SPRINGFIELD —There are no details filed yet for a bill to legalize recreational adult-use marijuana in Illinois, but that did not stop the state Senate Executive Committee from voting on the measure Wednesday.

As it stands now, Senate Bill 7 is what is referred to as a “shell bill,” or a vehicle to be amended with substantial language in the future. The shell bill passed committee by a 12-4 vote, with all four Republicans present voting against.

“We’re going to be coming back to the committee with the full amendment,” said state Sen. Heather Steans, the bill’s sponsor. “Hopefully we’re going to file it by the end of April and we’re going to have plenty of time to hear it and debate it.”

The actual details of the bill are being negotiated privately by lawmakers, the governor’s office and cannabis industry advocates who say the existing medicinal growing market has the capacity to meet the initial demand of adult-use marijuana legalization.

Gov. J.B. Pritzker’s proposed fiscal year 2020 budget contains $170 million in projected revenue from legalization. His office has said that projection is entirely dependent on licensing fees, not tax revenue.

If those revenue projections are to be realized, fees for cultivation centers and dispensaries would have to be exponentially larger than those in the medicinal program or hundreds of new licenses would have to be granted.

Steans, a Chicago Democrat, has said the program could include additional licenses for processing and transportation of cannabis and for craft cultivation centers.

Pritzker told Capitol News Illinois in a podcast interview last week that there will have to be new entrants into the market, as well as added licensing fees for existing growers.
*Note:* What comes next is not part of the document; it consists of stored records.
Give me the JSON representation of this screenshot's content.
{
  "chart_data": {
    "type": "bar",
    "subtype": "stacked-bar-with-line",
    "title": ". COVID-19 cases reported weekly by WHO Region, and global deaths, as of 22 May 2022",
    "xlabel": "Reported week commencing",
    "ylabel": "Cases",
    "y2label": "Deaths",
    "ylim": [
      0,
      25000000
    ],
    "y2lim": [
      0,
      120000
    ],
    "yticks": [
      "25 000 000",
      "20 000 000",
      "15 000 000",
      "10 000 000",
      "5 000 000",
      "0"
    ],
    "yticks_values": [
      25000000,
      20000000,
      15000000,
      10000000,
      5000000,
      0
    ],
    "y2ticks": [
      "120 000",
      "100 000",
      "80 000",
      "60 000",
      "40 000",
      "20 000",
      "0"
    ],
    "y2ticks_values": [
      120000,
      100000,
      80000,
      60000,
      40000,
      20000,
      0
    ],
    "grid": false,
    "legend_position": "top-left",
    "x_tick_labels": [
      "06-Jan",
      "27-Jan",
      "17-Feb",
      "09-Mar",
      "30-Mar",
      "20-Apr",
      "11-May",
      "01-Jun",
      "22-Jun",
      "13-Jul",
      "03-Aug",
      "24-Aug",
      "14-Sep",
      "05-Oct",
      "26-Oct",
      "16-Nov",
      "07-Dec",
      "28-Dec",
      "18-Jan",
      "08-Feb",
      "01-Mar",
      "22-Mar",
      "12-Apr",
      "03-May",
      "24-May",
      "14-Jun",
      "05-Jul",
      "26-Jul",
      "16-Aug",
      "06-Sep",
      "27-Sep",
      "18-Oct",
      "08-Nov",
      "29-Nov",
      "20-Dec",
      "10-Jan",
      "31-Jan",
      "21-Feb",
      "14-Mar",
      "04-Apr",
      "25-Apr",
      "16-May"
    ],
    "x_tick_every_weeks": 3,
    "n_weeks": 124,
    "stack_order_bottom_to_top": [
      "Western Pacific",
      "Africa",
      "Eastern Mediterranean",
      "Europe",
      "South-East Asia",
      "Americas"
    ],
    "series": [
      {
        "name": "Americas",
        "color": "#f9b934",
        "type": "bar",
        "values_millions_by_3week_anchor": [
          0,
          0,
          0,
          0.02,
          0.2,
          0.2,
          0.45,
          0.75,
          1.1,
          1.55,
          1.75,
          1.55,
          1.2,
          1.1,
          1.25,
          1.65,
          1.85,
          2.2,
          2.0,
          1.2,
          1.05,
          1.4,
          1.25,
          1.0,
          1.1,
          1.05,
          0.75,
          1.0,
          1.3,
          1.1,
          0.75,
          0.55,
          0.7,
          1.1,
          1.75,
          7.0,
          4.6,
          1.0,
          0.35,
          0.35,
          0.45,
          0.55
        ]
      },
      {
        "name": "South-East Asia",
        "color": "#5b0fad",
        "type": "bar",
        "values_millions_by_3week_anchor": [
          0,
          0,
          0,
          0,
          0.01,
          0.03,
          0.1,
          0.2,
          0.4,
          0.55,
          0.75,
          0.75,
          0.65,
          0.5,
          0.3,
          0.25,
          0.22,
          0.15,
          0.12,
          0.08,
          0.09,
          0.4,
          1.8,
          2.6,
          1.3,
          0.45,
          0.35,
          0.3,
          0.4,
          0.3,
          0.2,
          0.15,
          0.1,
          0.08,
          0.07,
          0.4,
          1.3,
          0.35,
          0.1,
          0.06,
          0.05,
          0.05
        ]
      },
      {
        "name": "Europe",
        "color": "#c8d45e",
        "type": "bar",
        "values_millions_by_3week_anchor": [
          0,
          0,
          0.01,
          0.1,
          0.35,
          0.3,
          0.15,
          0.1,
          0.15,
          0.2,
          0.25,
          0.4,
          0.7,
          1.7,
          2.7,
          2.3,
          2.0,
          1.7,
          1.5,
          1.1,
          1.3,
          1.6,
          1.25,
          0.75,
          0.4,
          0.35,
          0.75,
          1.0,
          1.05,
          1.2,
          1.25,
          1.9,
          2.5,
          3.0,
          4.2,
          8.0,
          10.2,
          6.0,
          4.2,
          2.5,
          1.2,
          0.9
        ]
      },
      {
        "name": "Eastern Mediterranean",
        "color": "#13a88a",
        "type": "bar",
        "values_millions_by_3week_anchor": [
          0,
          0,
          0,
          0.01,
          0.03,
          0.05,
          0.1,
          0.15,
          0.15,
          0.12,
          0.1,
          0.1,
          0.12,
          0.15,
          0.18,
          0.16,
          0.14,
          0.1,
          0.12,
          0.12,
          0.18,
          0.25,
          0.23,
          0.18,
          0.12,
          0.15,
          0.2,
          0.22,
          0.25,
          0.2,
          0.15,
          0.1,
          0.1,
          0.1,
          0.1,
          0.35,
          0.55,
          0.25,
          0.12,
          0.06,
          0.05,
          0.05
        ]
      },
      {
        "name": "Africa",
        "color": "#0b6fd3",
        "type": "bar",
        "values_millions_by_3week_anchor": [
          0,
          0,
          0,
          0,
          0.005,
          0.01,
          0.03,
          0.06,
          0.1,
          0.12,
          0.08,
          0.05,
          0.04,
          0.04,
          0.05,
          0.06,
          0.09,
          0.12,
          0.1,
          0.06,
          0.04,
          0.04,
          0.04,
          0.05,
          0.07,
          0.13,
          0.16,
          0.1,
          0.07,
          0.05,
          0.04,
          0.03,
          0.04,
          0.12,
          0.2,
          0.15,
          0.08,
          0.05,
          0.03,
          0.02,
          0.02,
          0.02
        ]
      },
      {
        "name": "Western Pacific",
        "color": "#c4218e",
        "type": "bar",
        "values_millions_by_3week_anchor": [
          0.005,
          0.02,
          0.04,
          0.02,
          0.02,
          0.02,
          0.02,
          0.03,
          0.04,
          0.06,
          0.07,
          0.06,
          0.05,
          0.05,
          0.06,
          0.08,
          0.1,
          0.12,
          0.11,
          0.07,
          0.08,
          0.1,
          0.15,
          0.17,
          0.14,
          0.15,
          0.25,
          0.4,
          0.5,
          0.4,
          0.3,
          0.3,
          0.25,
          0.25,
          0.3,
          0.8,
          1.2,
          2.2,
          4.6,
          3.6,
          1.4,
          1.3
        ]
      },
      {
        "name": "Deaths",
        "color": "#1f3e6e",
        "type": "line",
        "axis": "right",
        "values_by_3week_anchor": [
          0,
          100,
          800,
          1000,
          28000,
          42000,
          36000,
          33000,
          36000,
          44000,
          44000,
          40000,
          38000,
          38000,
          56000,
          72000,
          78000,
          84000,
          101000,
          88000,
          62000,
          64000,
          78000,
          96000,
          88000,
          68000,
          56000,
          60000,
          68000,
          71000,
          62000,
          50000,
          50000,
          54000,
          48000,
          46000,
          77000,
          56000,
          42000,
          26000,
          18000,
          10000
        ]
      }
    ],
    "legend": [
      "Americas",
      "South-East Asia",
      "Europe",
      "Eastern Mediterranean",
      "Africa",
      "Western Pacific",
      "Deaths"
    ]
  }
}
“Some of them will be new entrances, no doubt about it,” Pritzker said. “Some of them will be existing growers that want to get into the adult-use side of the business, but they’ll all have to pay a licensing fee to get into the business.”

But it is unclear how much those licenses would cost, how many would be granted, when they would be made available, or in which fiscal year the revenue resulting from them would be realized.

Pro-legalization lawmakers and Pritzker’s office have also said criminal justice reforms would be included in the package for those incarcerated for marijuana-related offenses.

“The legalization of adult-use cannabis will bring fairness into a criminal justice system that has been unfair in particular to people of color more often than to others,” Pritzker said.

Pritzker also said it will be important for the state to regulate potency and purity of cannabis, as it is already being purchased, potentially unsafely, on the black market in the state.